More than 33 percent of the industries in the three sectors face skilled labour shortages

Employment: In an effort to align the labour supply to the employer’s demand, the labour ministry has developed a National Workforce Plan (NWFP) for three economic sectors like tourism, construction and production.

The plan is also expected to equip students with skills required by the industry, and foster acquisition of higher skills and learning among the workforce for greater productivity within the industry.

Labour minister Nyeema Sangay Tshempo, during the launch of the document last month, said that the three sectors are identified as one of the five jewels, and priority sectors as per the country’s economic development policy due to its growth and employment potential.

A short-term (2016–18) and medium term (2019–22) forecast of workforce requirement in the three sectors has been made, Lyonpo added. “The NWFP will serve as an important guiding document on labour market signal for the two Plan periods.”

Critical skills gap and shortage in the three sectors have also been identified in the NWFP.

Lack of experienced workers and internal resources to support training and development of their workers and shortage of skilled and qualified workforce in the labour market, are some of the major challenges faced by the industries in the country.

The labour ministry also found that the employers frequently encounter high turnover due to lack of worker’s commitment to the job and workplace while it was also found that workers negotiated for higher salary and work flexibility.

The findings of the ministry’s survey conducted with the three sectors reveal that skills mismatch is a big concern in the country. The skills gap is high in the construction sector followed by production sector.

An official with the human resource development division of the labour ministry, said that while the graduates are not able to find a job, the industries find it difficult to get skilled and qualified people.

More than 33 percent of the industries in the three sectors are found to face skills shortage.

The official said that an overwhelmingly high number of the industries indicated that the skills they are looking for are not available in the country. Meanwhile, the industries claimed that required talents are not available in their business location, affecting the productivity and performance of the businesses.

Besides the industries’ preference to hire someone who has work experience in similar fields, the ministry’s survey found that majority of the industries in all the three sectors indicated their strong preference to hire someone with attitude, loyalty, communication skills, and customer relation skills, among others.

It was also found that there is high demand for skilled workers.  The sectors have potential to create employment for different skilled categories. The NWFP states that the tourism sector will generate about 3,900 jobs in 2016-18 and about 6,500 jobs in 2019–22 while the constriction sector will create about 30,000 and 33,000 jobs in 2016–18 and 2019–22 respectively. The production sector can create about 2,200 and 2,500 jobs.

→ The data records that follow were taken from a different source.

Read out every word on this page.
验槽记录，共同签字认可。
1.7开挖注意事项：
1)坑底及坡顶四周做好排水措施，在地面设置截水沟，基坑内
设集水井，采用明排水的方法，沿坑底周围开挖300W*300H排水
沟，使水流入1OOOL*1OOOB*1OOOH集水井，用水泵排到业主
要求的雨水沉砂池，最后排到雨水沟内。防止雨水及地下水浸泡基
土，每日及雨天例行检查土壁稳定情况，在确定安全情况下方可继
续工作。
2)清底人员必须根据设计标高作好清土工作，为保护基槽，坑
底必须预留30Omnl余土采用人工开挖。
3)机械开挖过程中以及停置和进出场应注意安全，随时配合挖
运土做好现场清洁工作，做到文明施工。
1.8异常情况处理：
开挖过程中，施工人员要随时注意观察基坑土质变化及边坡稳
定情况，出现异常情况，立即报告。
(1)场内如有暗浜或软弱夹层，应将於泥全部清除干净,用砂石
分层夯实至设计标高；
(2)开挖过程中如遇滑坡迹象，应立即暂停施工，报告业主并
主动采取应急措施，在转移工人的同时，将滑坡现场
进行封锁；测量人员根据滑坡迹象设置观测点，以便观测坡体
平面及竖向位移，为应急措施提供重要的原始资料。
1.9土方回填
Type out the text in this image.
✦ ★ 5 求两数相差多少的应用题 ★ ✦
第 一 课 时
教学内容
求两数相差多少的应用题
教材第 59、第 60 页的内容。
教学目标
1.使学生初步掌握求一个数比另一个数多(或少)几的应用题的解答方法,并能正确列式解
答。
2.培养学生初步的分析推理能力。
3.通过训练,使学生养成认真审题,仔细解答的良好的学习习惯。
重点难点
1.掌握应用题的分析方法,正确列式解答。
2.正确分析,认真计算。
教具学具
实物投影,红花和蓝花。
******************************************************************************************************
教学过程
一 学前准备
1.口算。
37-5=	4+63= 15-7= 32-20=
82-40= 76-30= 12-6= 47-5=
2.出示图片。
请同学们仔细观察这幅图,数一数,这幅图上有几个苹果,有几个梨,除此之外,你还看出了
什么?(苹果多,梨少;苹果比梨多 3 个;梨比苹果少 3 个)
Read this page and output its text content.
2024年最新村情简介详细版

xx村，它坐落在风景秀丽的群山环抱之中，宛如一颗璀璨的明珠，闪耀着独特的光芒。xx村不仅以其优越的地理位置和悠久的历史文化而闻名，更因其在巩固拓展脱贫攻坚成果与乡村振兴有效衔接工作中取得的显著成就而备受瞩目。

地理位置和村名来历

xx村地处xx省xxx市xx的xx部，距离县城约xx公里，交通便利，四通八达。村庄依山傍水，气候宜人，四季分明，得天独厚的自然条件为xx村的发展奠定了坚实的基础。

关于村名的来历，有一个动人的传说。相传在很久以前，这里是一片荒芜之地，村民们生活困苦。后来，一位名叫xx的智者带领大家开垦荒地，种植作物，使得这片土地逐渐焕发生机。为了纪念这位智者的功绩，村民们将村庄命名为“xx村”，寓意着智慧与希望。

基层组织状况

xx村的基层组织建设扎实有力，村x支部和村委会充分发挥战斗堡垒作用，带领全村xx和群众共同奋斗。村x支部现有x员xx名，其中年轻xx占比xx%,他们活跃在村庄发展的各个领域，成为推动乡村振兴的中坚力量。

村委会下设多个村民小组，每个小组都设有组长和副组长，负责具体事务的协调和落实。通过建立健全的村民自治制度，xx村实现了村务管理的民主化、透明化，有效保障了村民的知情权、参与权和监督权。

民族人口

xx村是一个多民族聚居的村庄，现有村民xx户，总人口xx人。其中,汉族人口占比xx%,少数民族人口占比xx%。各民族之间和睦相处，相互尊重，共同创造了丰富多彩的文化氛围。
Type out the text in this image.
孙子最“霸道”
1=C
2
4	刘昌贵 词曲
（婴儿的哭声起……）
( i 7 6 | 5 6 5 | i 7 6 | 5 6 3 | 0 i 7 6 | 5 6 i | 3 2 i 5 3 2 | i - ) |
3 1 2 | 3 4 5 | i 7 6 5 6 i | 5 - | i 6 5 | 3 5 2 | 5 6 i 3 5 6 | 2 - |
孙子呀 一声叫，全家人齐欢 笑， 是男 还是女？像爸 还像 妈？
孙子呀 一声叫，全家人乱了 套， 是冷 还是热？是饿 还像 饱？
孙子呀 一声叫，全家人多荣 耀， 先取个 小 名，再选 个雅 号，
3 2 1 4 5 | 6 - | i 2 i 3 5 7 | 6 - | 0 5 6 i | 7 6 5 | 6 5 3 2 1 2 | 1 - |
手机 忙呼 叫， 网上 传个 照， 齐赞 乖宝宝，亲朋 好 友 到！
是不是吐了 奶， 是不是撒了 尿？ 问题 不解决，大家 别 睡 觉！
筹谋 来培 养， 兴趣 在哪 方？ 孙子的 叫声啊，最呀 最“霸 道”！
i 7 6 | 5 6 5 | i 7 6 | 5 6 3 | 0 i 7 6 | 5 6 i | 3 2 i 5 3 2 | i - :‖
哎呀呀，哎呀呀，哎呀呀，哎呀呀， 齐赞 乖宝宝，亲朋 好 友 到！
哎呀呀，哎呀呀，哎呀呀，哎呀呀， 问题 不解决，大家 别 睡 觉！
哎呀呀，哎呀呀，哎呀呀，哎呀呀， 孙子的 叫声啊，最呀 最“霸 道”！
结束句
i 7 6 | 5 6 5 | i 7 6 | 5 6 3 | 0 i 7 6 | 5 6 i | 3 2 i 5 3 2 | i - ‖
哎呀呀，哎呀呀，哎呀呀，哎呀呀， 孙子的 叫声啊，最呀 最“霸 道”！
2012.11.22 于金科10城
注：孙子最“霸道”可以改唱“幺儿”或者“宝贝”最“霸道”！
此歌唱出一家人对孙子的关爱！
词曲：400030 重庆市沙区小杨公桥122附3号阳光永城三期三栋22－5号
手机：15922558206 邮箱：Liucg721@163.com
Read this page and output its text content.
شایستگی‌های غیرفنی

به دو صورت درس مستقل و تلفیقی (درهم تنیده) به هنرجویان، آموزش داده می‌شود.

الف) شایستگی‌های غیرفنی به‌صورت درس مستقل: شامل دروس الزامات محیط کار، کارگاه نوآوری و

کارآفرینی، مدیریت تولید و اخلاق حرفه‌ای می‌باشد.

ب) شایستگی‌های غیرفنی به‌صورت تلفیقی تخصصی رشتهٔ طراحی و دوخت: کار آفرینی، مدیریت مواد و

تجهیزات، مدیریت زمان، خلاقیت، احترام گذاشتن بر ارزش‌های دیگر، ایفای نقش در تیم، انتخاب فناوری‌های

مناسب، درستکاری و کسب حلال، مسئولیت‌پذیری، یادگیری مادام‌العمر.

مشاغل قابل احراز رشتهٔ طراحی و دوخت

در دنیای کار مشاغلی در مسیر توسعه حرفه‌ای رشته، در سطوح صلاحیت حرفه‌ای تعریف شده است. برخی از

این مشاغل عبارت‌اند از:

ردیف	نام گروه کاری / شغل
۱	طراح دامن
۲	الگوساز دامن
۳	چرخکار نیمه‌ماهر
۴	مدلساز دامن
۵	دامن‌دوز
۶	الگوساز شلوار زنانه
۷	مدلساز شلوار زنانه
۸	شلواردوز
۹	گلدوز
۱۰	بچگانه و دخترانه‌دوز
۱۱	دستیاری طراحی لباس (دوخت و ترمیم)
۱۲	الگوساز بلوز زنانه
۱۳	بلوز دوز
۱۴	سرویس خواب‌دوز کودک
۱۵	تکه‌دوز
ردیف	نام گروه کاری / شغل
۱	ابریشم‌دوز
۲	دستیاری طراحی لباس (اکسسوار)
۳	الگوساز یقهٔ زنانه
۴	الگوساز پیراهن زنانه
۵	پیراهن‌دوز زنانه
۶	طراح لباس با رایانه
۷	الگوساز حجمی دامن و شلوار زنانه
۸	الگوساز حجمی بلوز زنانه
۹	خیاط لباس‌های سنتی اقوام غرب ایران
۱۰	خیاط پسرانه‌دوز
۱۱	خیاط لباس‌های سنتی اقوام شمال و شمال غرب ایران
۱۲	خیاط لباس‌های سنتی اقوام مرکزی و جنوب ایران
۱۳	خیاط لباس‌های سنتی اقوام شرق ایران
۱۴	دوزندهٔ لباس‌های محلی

Higher investment and priority in skilling, complementing education and training with employment skills, providing greater focus on entrepreneurship efforts, foreign worker’s approach, improving workforce-planning process, developing a sustainable fund for skilling effort, among others, are the workforce development strategies highlighted in the NWFP.

The Australian government through support from Department of Foreign Affairs and Trade and Queensland University of Technology assisted in building the capacity of relevant officials in workforce planning and development.

More than 2,500 representatives from the industries, Technical and Vocational Education and Trainings (TVET) institutions, tertiary institutions and relevant government agencies were involved in developing the NWFP.